C’est là toute la question : est-ce encore possible à l’heure qu’il est? Il y aurait sans doute des élémens pour cette œuvre. M. le président de la république, pour sa part, pourrait assurément avoir une action utile et décisive dans cette reconstitution d’un gouvernement. Il le pourrait en se faisant une idée plus haute et plus juste de son autorité, en mettant un peu plus souvent dans ses actes l’esprit de sage et prévoyante conciliation qu’il a manifesté dans plus d’un de ses discours et, récemment encore, pendant son voyage de Lyon, en ne craignant pas de prendre une initiative ou de refuser son nom à des projets qu’il désapprouve.

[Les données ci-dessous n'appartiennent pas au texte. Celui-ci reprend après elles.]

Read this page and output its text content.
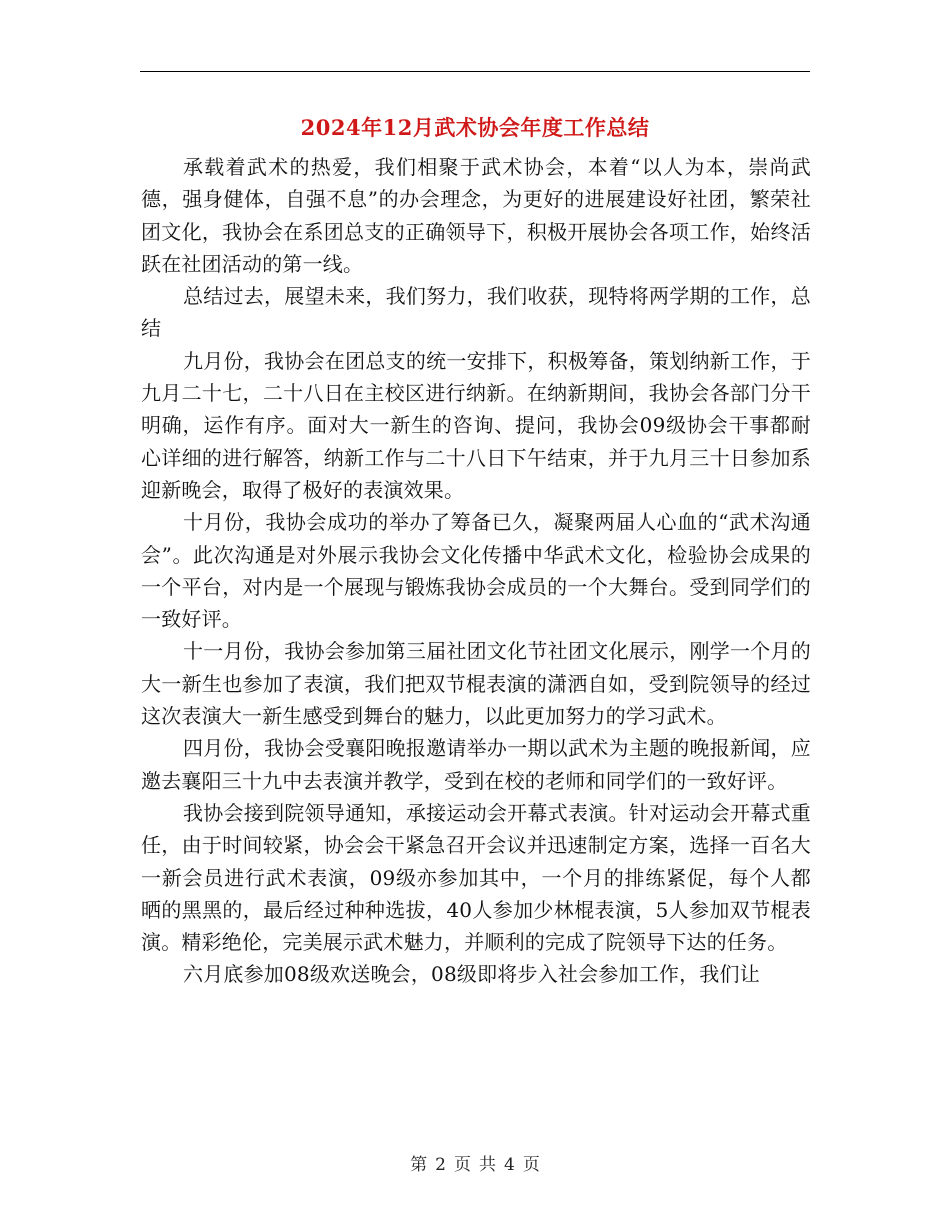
2024年12月武术协会年度工作总结

承载着武术的热爱，我们相聚于武术协会，本着“以人为本，崇尚武德，强身健体，自强不息”的办会理念，为更好的进展建设好社团，繁荣社团文化，我协会在系团总支的正确领导下，积极开展协会各项工作，始终活跃在社团活动的第一线。

总结过去，展望未来，我们努力，我们收获，现特将两学期的工作，总结

九月份，我协会在团总支的统一安排下，积极筹备，策划纳新工作，于九月二十七，二十八日在主校区进行纳新。在纳新期间，我协会各部门分干明确，运作有序。面对大一新生的咨询、提问，我协会09级协会干事都耐心详细的进行解答，纳新工作与二十八日下午结束，并于九月三十日参加系迎新晚会，取得了极好的表演效果。

十月份，我协会成功的举办了筹备已久，凝聚两届人心血的“武术沟通会”。此次沟通是对外展示我协会文化传播中华武术文化，检验协会成果的一个平台，对内是一个展现与锻炼我协会成员的一个大舞台。受到同学们的一致好评。

十一月份，我协会参加第三届社团文化节社团文化展示，刚学一个月的大一新生也参加了表演，我们把双节棍表演的潇洒自如，受到院领导的经过这次表演大一新生感受到舞台的魅力，以此更加努力的学习武术。

四月份，我协会受襄阳晚报邀请举办一期以武术为主题的晚报新闻，应邀去襄阳三十九中去表演并教学，受到在校的老师和同学们的一致好评。

我协会接到院领导通知，承接运动会开幕式表演。针对运动会开幕式重任，由于时间较紧，协会会干紧急召开会议并迅速制定方案，选择一百名大一新会员进行武术表演，09级亦参加其中，一个月的排练紧促，每个人都晒的黑黑的，最后经过种种选拔，40人参加少林棍表演，5人参加双节棍表演。精彩绝伦，完美展示武术魅力，并顺利的完成了院领导下达的任务。

六月底参加08级欢送晚会，08级即将步入社会参加工作，我们让

第 2 页 共 4 页
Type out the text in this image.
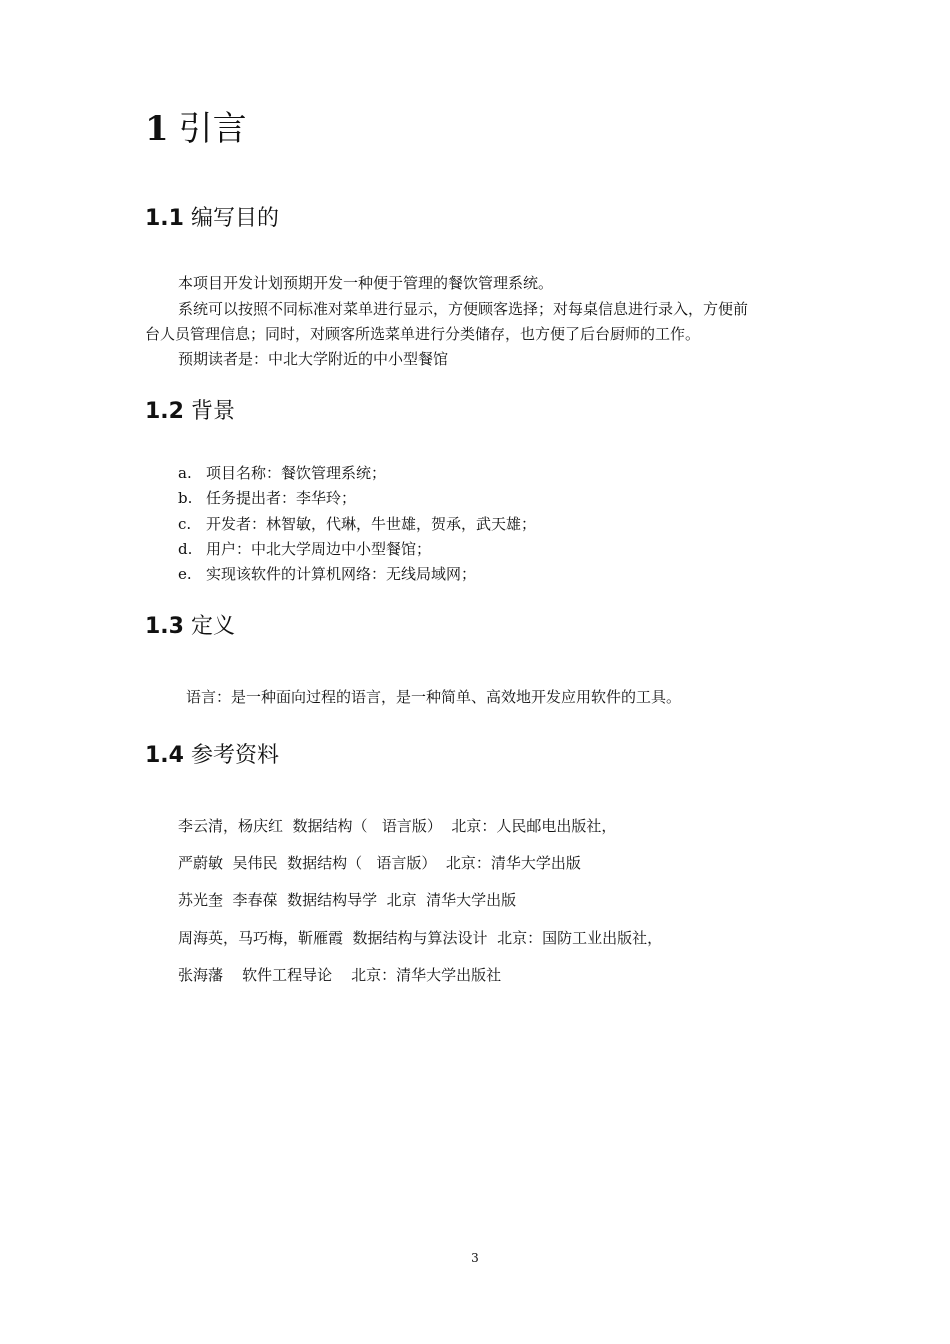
1 引言
1.1 编写目的
本项目开发计划预期开发一种便于管理的餐饮管理系统。
系统可以按照不同标准对菜单进行显示，方便顾客选择；对每桌信息进行录入，方便前
台人员管理信息；同时，对顾客所选菜单进行分类储存，也方便了后台厨师的工作。
预期读者是：中北大学附近的中小型餐馆
1.2 背景
a. 项目名称：餐饮管理系统；
b. 任务提出者：李华玲；
c. 开发者：林智敏，代琳，牛世雄，贺承，武天雄；
d. 用户：中北大学周边中小型餐馆；
e. 实现该软件的计算机网络：无线局域网；
1.3 定义
语言：是一种面向过程的语言，是一种简单、高效地开发应用软件的工具。
1.4 参考资料
李云清，杨庆红  数据结构（   语言版）  北京：人民邮电出版社，
严蔚敏  吴伟民  数据结构（   语言版）  北京：清华大学出版
苏光奎  李春葆  数据结构导学  北京  清华大学出版
周海英，马巧梅，靳雁霞  数据结构与算法设计  北京：国防工业出版社，
张海藩    软件工程导论    北京：清华大学出版社
3
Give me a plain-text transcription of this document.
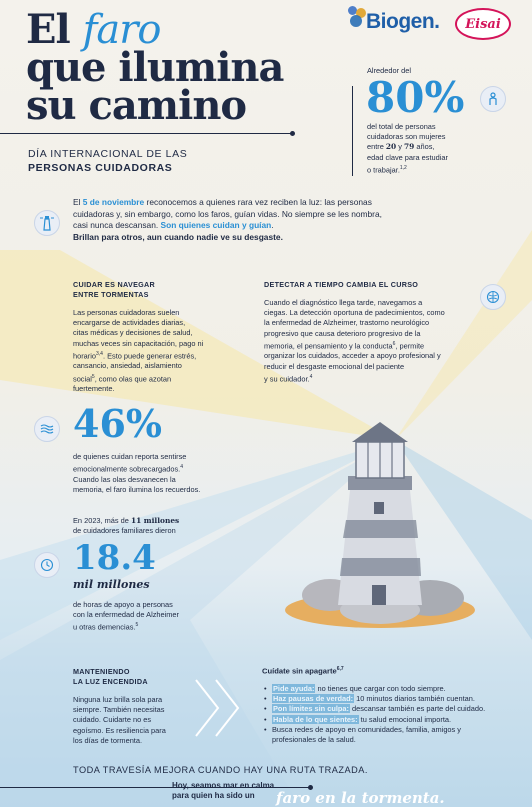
El faro
que ilumina
su camino
Biogen. Eisai
DÍA INTERNACIONAL DE LAS
PERSONAS CUIDADORAS
Alrededor del
80%
del total de personas
cuidadoras son mujeres
entre 20 y 79 años,
edad clave para estudiar
o trabajar.$^{1,2}$
El 5 de noviembre reconocemos a quienes rara vez reciben la luz: las personas
cuidadoras y, sin embargo, como los faros, guían vidas. No siempre se les nombra,
casi nunca descansan. Son quienes cuidan y guían.
Brillan para otros, aun cuando nadie ve su desgaste.
CUIDAR ES NAVEGAR
ENTRE TORMENTAS
Las personas cuidadoras suelen
encargarse de actividades diarias,
citas médicas y decisiones de salud,
muchas veces sin capacitación, pago ni
horario$^{3,4}$. Esto puede generar estrés,
cansancio, ansiedad, aislamiento
social$^5$, como olas que azotan
fuertemente.
DETECTAR A TIEMPO CAMBIA EL CURSO
Cuando el diagnóstico llega tarde, navegamos a
ciegas. La detección oportuna de padecimientos, como
la enfermedad de Alzheimer, trastorno neurológico
progresivo que causa deterioro progresivo de la
memoria, el pensamiento y la conducta$^6$, permite
organizar los cuidados, acceder a apoyo profesional y
reducir el desgaste emocional del paciente
y su cuidador.$^4$
46%
de quienes cuidan reporta sentirse
emocionalmente sobrecargados.$^4$
Cuando las olas desvanecen la
memoria, el faro ilumina los recuerdos.
En 2023, más de 11 millones
de cuidadores familiares dieron
18.4
mil millones
de horas de apoyo a personas
con la enfermedad de Alzheimer
u otras demencias.$^5$
MANTENIENDO
LA LUZ ENCENDIDA
Ninguna luz brilla sola para
siempre. También necesitas
cuidado. Cuidarte no es
egoísmo. Es resiliencia para
los días de tormenta.
Cuídate sin apagarte$^{6,7}$
• Pide ayuda: no tienes que cargar con todo siempre.
• Haz pausas de verdad: 10 minutos diarios también cuentan.
• Pon límites sin culpa: descansar también es parte del cuidado.
• Habla de lo que sientes: tu salud emocional importa.
• Busca redes de apoyo en comunidades, familia, amigos y
profesionales de la salud.
TODA TRAVESÍA MEJORA CUANDO HAY UNA RUTA TRAZADA.
Hoy, seamos mar en calma
para quien ha sido un	faro en la tormenta.
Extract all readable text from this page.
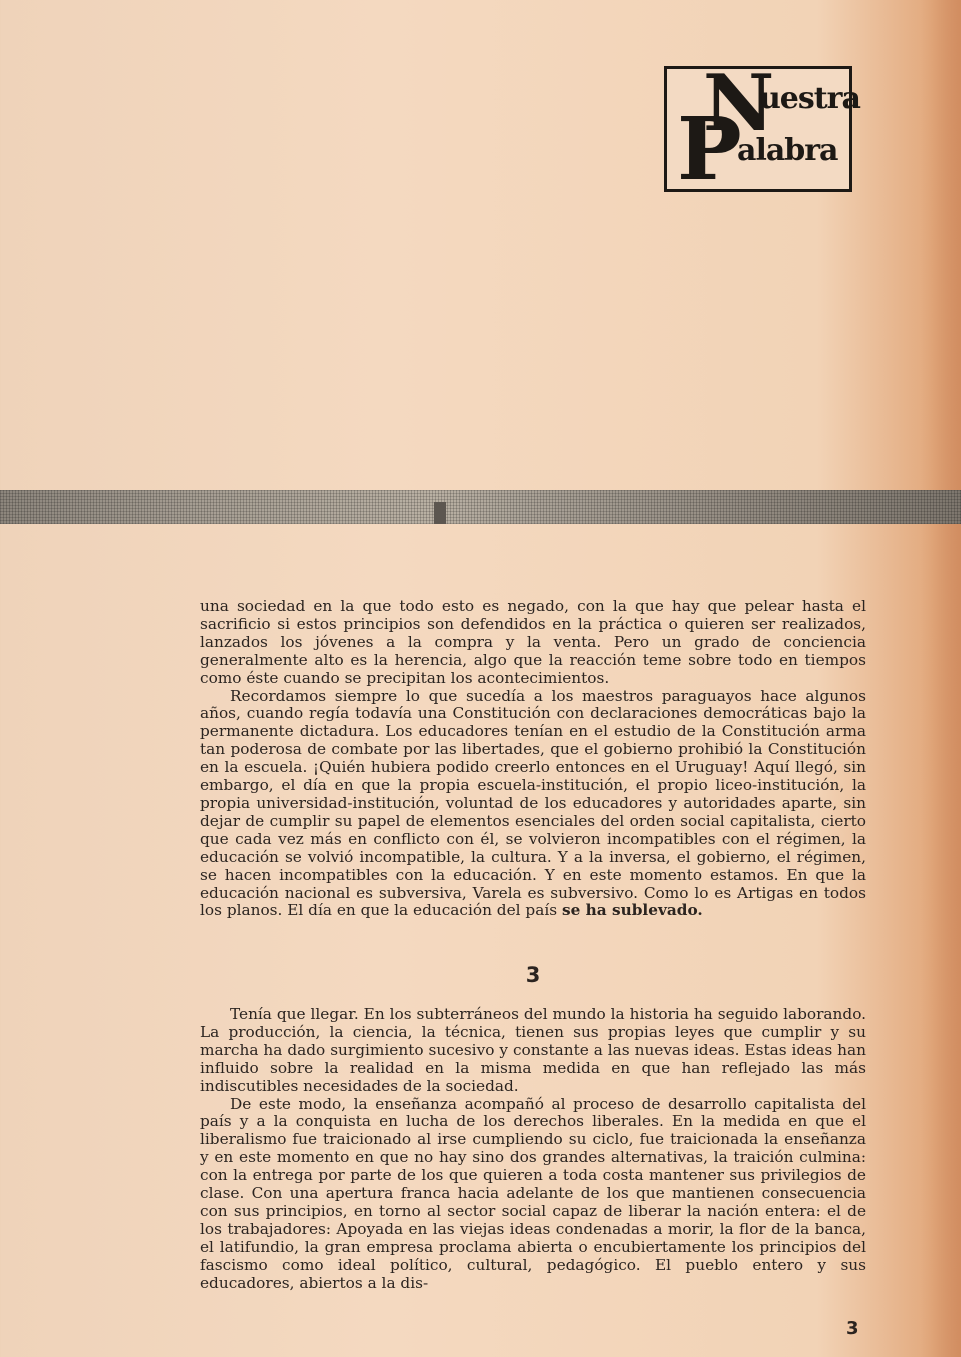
N
uestra
P
alabra

una sociedad en la que todo esto es negado, con la que hay que pelear hasta el sacrificio si estos principios son defendidos en la práctica o quieren ser realizados, lanzados los jóvenes a la compra y la venta. Pero un grado de conciencia generalmente alto es la herencia, algo que la reacción teme sobre todo en tiempos como éste cuando se precipitan los acontecimientos.

Recordamos siempre lo que sucedía a los maestros paraguayos hace algunos años, cuando regía todavía una Constitución con declaraciones democráticas bajo la permanente dictadura. Los educadores tenían en el estudio de la Constitución arma tan poderosa de combate por las libertades, que el gobierno prohibió la Constitución en la escuela. ¡Quién hubiera podido creerlo entonces en el Uruguay! Aquí llegó, sin embargo, el día en que la propia escuela-institución, el propio liceo-institución, la propia universidad-institución, voluntad de los educadores y autoridades aparte, sin dejar de cumplir su papel de elementos esenciales del orden social capitalista, cierto que cada vez más en conflicto con él, se volvieron incompatibles con el régimen, la educación se volvió incompatible, la cultura. Y a la inversa, el gobierno, el régimen, se hacen incompatibles con la educación. Y en este momento estamos. En que la educación nacional es subversiva, Varela es subversivo. Como lo es Artigas en todos los planos. El día en que la educación del país se ha sublevado.

3

Tenía que llegar. En los subterráneos del mundo la historia ha seguido laborando. La producción, la ciencia, la técnica, tienen sus propias leyes que cumplir y su marcha ha dado surgimiento sucesivo y constante a las nuevas ideas. Estas ideas han influido sobre la realidad en la misma medida en que han reflejado las más indiscutibles necesidades de la sociedad.

De este modo, la enseñanza acompañó al proceso de desarrollo capitalista del país y a la conquista en lucha de los derechos liberales. En la medida en que el liberalismo fue traicionado al irse cumpliendo su ciclo, fue traicionada la enseñanza y en este momento en que no hay sino dos grandes alternativas, la traición culmina: con la entrega por parte de los que quieren a toda costa mantener sus privilegios de clase. Con una apertura franca hacia adelante de los que mantienen consecuencia con sus principios, en torno al sector social capaz de liberar la nación entera: el de los trabajadores: Apoyada en las viejas ideas condenadas a morir, la flor de la banca, el latifundio, la gran empresa proclama abierta o encubiertamente los principios del fascismo como ideal político, cultural, pedagógico. El pueblo entero y sus educadores, abiertos a la dis-

3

Et c’est un point à bien préciser : M. le président de la république, en agissant ainsi, ne sortirait pas de son devoir, de son rôle légal; il ne ferait au contraire que revenir à la constitution et à son esprit. Le sénat, lui aussi, pourrait être un de ces élémens de reconstitution. Par une coïncidence singulière, le sénat, si souvent attaqué et même si directement menacé par M. Floquet, a gardé plus de crédit et d’autorité que l’autre chambre. Il pourrait sûrement être un point d’appui utile. Avec quelques-uns des élémens modérés de la chambre des députés, avec le sénat et M. le président de la république, peut-être pourrait-on tenter encore de refaire un gouvernement, de rallier le pays en le rassurant, en le détournant des aventures. Ce qui est certain, c’est que le moment est décisif, et que, si on ne fait rien, si on ne tente rien, il ne reste plus que les élections préparées dans la confusion, — l’urne d’où sortira pour la France le grand inconnu !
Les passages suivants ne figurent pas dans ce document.